Researchers from Ulsan National Institute Of Science And Technology (UNIST) and Korea Institute of Science and Technology (KIST) developed a pressure sensor, which is flexible in nature. The sensor mimicks suction cups on the tentacles of an octopus. They explained how they studied the adhesive mechanism of the suction cups and implemented it to develop a new type of suction-based adhesive material. Also Read - National Science Day: Top 5 AR apps available on Apple's App Store to learn scienceAlso Read - Discovery Plus App: Discovery launches new app with Rajnikanth and Bear Grylls
The authors also noted, “Although flexible pressure sensors might give future prosthetics and robots a better sense of touch, building them requires a lot of laborious transferring of nano- and microribbons of inorganic semiconductor materials onto polymer sheets.” An octopus uses suction cups underneath each tentacle to grab onto something. Each suction cup contains a cavity whose pressure is controlled by surrounding muscles. These can be made thinner or thicker on demand, increasing or decreasing air pressure inside the cup, allowing for sucking and releasing as desired. Also Read - New ultrafast camera takes 1 trillion frames per second
By mimicking muscle actuation to control cavity-pressure-induced adhesion of octopus suckers, Hyunhyub Ko from UNIST used a unique rubbery material to create an array of microscale suckers, which included pores that are coated with a thermally responsive polymer to create sucker-like walls.

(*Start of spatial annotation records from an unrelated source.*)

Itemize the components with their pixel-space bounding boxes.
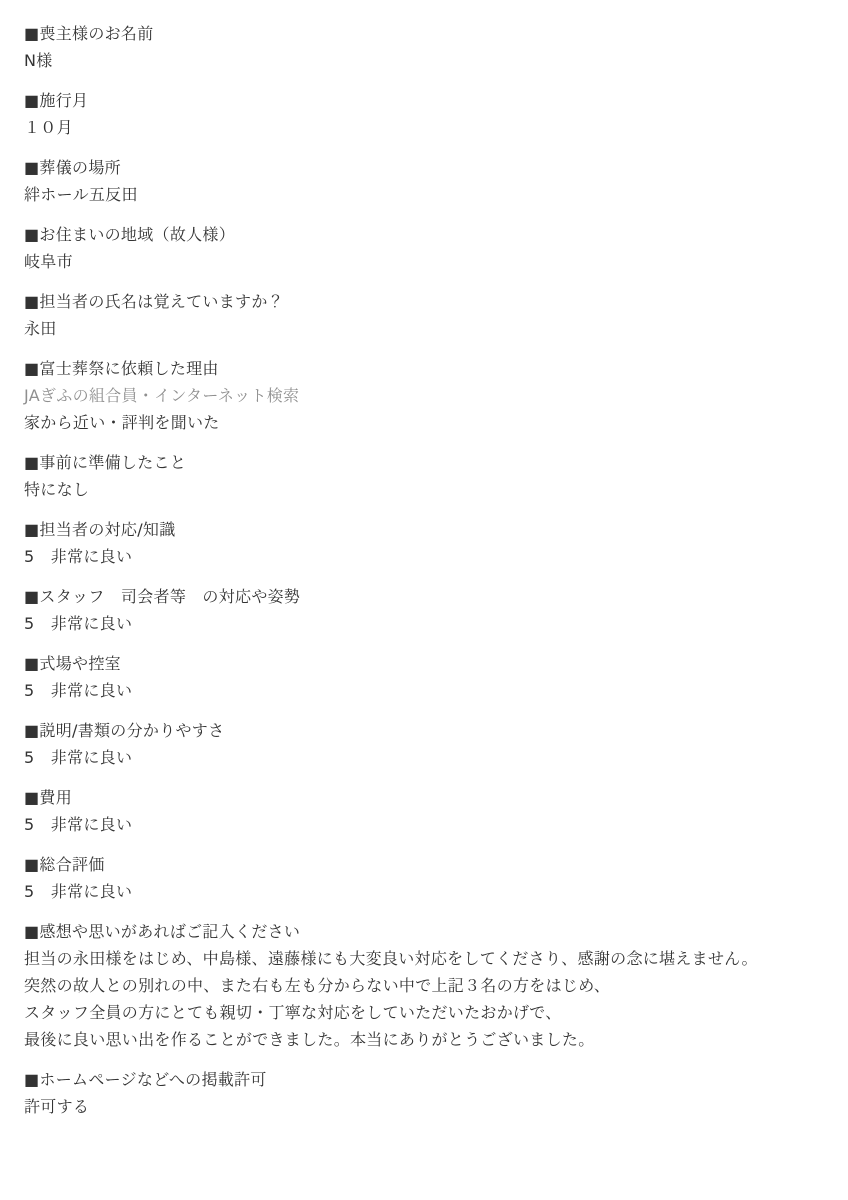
- question-label: ■総合評価: [24, 851, 824, 878]
- answer-text: １０月: [24, 114, 824, 141]
- question-label: ■ホームページなどへの掲載許可: [24, 1066, 824, 1093]
- answer-text: 5 非常に良い: [24, 811, 824, 838]
- survey-section: ■事前に準備したこと 特になし: [24, 449, 824, 503]
- question-label: ■施行月: [24, 87, 824, 114]
- question-label: ■式場や控室: [24, 650, 824, 677]
- answer-text: N様: [24, 47, 824, 74]
- survey-response-document: ■喪主様のお名前 N様 ■施行月 １０月 ■葬儀の場所 絆ホール五反田 ■お住ま…: [0, 0, 848, 1120]
- answer-text: 永田: [24, 315, 824, 342]
- survey-section: ■葬儀の場所 絆ホール五反田: [24, 154, 824, 208]
- question-label: ■担当者の氏名は覚えていますか？: [24, 288, 824, 315]
- answer-text: 5 非常に良い: [24, 878, 824, 905]
- survey-section: ■喪主様のお名前 N様: [24, 20, 824, 74]
- survey-section: ■感想や思いがあればご記入ください 担当の永田様をはじめ、中島様、遠藤様にも大変…: [24, 918, 824, 1053]
- question-label: ■スタッフ 司会者等 の対応や姿勢: [24, 583, 824, 610]
- question-label: ■葬儀の場所: [24, 154, 824, 181]
- answer-text: 5 非常に良い: [24, 744, 824, 771]
- answer-text: 最後に良い思い出を作ることができました。本当にありがとうございました。: [24, 1026, 824, 1053]
- survey-section: ■費用 5 非常に良い: [24, 784, 824, 838]
- survey-section: ■式場や控室 5 非常に良い: [24, 650, 824, 704]
- question-label: ■担当者の対応/知識: [24, 516, 824, 543]
- question-label: ■喪主様のお名前: [24, 20, 824, 47]
- answer-text: 担当の永田様をはじめ、中島様、遠藤様にも大変良い対応をしてくださり、感謝の念に堪…: [24, 945, 824, 972]
- question-label: ■感想や思いがあればご記入ください: [24, 918, 824, 945]
- answer-text: 特になし: [24, 476, 824, 503]
- survey-section: ■富士葬祭に依頼した理由 JAぎふの組合員・インターネット検索家から近い・評判を…: [24, 355, 824, 436]
- answer-text: 家から近い・評判を聞いた: [24, 409, 824, 436]
- survey-section: ■総合評価 5 非常に良い: [24, 851, 824, 905]
- survey-section: ■担当者の氏名は覚えていますか？ 永田: [24, 288, 824, 342]
- answer-text: 許可する: [24, 1093, 824, 1120]
- answer-text: 岐阜市: [24, 248, 824, 275]
- survey-section: ■担当者の対応/知識 5 非常に良い: [24, 516, 824, 570]
- question-label: ■費用: [24, 784, 824, 811]
- answer-text: 5 非常に良い: [24, 610, 824, 637]
- answer-text: 突然の故人との別れの中、また右も左も分からない中で上記３名の方をはじめ、: [24, 972, 824, 999]
- survey-section: ■お住まいの地域（故人様） 岐阜市: [24, 221, 824, 275]
- answer-text: 5 非常に良い: [24, 677, 824, 704]
- answer-text-muted: JAぎふの組合員・インターネット検索: [24, 382, 824, 409]
- answer-text: 5 非常に良い: [24, 543, 824, 570]
- survey-section: ■ホームページなどへの掲載許可 許可する: [24, 1066, 824, 1120]
- survey-section: ■施行月 １０月: [24, 87, 824, 141]
- answer-text: 絆ホール五反田: [24, 181, 824, 208]
- question-label: ■お住まいの地域（故人様）: [24, 221, 824, 248]
- question-label: ■富士葬祭に依頼した理由: [24, 355, 824, 382]
- survey-section: ■説明/書類の分かりやすさ 5 非常に良い: [24, 717, 824, 771]
- question-label: ■事前に準備したこと: [24, 449, 824, 476]
- question-label: ■説明/書類の分かりやすさ: [24, 717, 824, 744]
- survey-section: ■スタッフ 司会者等 の対応や姿勢 5 非常に良い: [24, 583, 824, 637]
- answer-text: スタッフ全員の方にとても親切・丁寧な対応をしていただいたおかげで、: [24, 999, 824, 1026]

The team made some indium gallium arsenide transistors that sat on a flexible substrate and also used it to move some nanomaterials to a different type of flexible material. The team hope that their product can be used as the substrate for wearable health sensors or band aids that stick to the skin at normal body temperatures but fall off when rinsed under cold water. The study was published in the journal Advanced Materials.